The result is the Three Year Approximate Commission (or TYAC). While it was developed for comparing individual medical plan commissions it can be used on small group health insurance commissions, too, which also are likely to remain with a carrier for roughly three years on average.
The Three Year Approximate Commission Calculation is especially useful in comparing the “before and after” of commission schedules being announced by carriers seemingly on a daily basis. As I’ve written before, the math imbedded in the Patient Protection and Affordable Care Act demands broker compensation be cut (absent regulatory or legislative relief). Put simply, carriers will have 7-to-8 percent of individual and small group premium available for broker distribution after allowing for administrative costs and margins. This works out to a Three Year Approximate Commission of 21-to-24%.
Which is pretty close to what brokers are reporting in the Tracking Commission Changes post (please note: these are reported commission schedules and have not been independently verified – if anyone has corrections, please send them along).
In Arizona, Cigna is reducing individual plan commission from a Three Year Approximate Commission of 30% to one of 22% – a roughly 27% cut.
In California, Anthem Blue Cross’ 40% TYAC is dropping to 28% for the top tier – a 30% reduction. Their lowest tier pays has a TYAC of 21% – a reduction of 47.5%.

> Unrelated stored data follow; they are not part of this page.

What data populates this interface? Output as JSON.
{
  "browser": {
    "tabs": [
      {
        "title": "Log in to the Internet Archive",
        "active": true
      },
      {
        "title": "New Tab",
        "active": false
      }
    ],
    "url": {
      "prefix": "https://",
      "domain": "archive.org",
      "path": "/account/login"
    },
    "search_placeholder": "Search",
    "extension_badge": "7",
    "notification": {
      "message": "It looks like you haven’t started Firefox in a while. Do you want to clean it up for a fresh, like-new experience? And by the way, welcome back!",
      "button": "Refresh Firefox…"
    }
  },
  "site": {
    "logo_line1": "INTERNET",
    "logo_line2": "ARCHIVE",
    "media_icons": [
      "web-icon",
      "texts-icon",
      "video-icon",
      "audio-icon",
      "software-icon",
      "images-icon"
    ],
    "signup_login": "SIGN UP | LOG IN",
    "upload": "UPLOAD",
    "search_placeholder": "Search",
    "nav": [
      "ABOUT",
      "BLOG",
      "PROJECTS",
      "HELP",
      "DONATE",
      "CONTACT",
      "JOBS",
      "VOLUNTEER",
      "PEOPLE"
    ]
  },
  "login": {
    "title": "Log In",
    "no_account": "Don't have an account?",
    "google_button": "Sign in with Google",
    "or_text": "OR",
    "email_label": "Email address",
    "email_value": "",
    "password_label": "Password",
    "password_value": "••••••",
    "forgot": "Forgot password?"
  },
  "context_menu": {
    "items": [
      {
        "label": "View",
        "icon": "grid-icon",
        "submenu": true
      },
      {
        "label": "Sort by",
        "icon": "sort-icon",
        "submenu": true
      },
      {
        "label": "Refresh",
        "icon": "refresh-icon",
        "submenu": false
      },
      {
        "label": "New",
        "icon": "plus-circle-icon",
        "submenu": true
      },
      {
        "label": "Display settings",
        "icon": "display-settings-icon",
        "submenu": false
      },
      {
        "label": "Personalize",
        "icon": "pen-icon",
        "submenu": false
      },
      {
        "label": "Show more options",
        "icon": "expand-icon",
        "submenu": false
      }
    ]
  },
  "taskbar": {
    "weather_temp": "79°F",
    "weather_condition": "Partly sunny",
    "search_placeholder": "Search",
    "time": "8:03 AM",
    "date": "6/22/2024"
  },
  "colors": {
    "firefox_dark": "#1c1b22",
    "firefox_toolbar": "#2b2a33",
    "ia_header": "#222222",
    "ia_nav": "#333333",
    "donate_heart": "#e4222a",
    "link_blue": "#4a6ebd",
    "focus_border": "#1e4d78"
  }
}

In Georgia, Humana is going from a Three Year Approximate Commission of 33% to one of 25% – a 24% drop.
Illinois BCBS’s TYAC is moving from 30% to 23% for top producers – a change of roughly 23%. For those selling less than 25 cases the TYAC is dropping from 25% to 20% – a decline of 20%.
You’ll note some carriers have tiered commission schedules paying more to larger producers at the expense of those writing just a few cases. While you may disagree with this approach, it is “broker-friendly.” A producer writes less than, say, 10 cases a year isn’t really in the business of selling individual major medical plans. Such producers earn the bulk of their income from other product lines. Selling an individual policy is often done as a convenience to an existing customer. The amount they are paid on these sales is secondary to the income they receive from clients on other lines of business.
A broker selling dozens or even hundreds of individual health insurance plans a year, however, is relying on this line of business for the bulk of their income. That carriers would want to soften the impact of commission cuts on these produces is reasonable and, for these large producers welcome.
Still, commission cuts of 20%-30% or more in one year are life changing. Name a city or state who who could withstand a 30% decrease in tax revenues in one year? A CEO announcing a 25% drop in revenue would not be CEO for long. And the resulting cutbacks in service, layoffs and closures would be a devastating on citizens and employees.
That impact – how big it is, what it means and what brokers can do about – will be the topic of upcoming posts. For today I just wanted to introduce the Three Year Approximate Commission Calculation so we’d have a common way of describing differing commission schedules.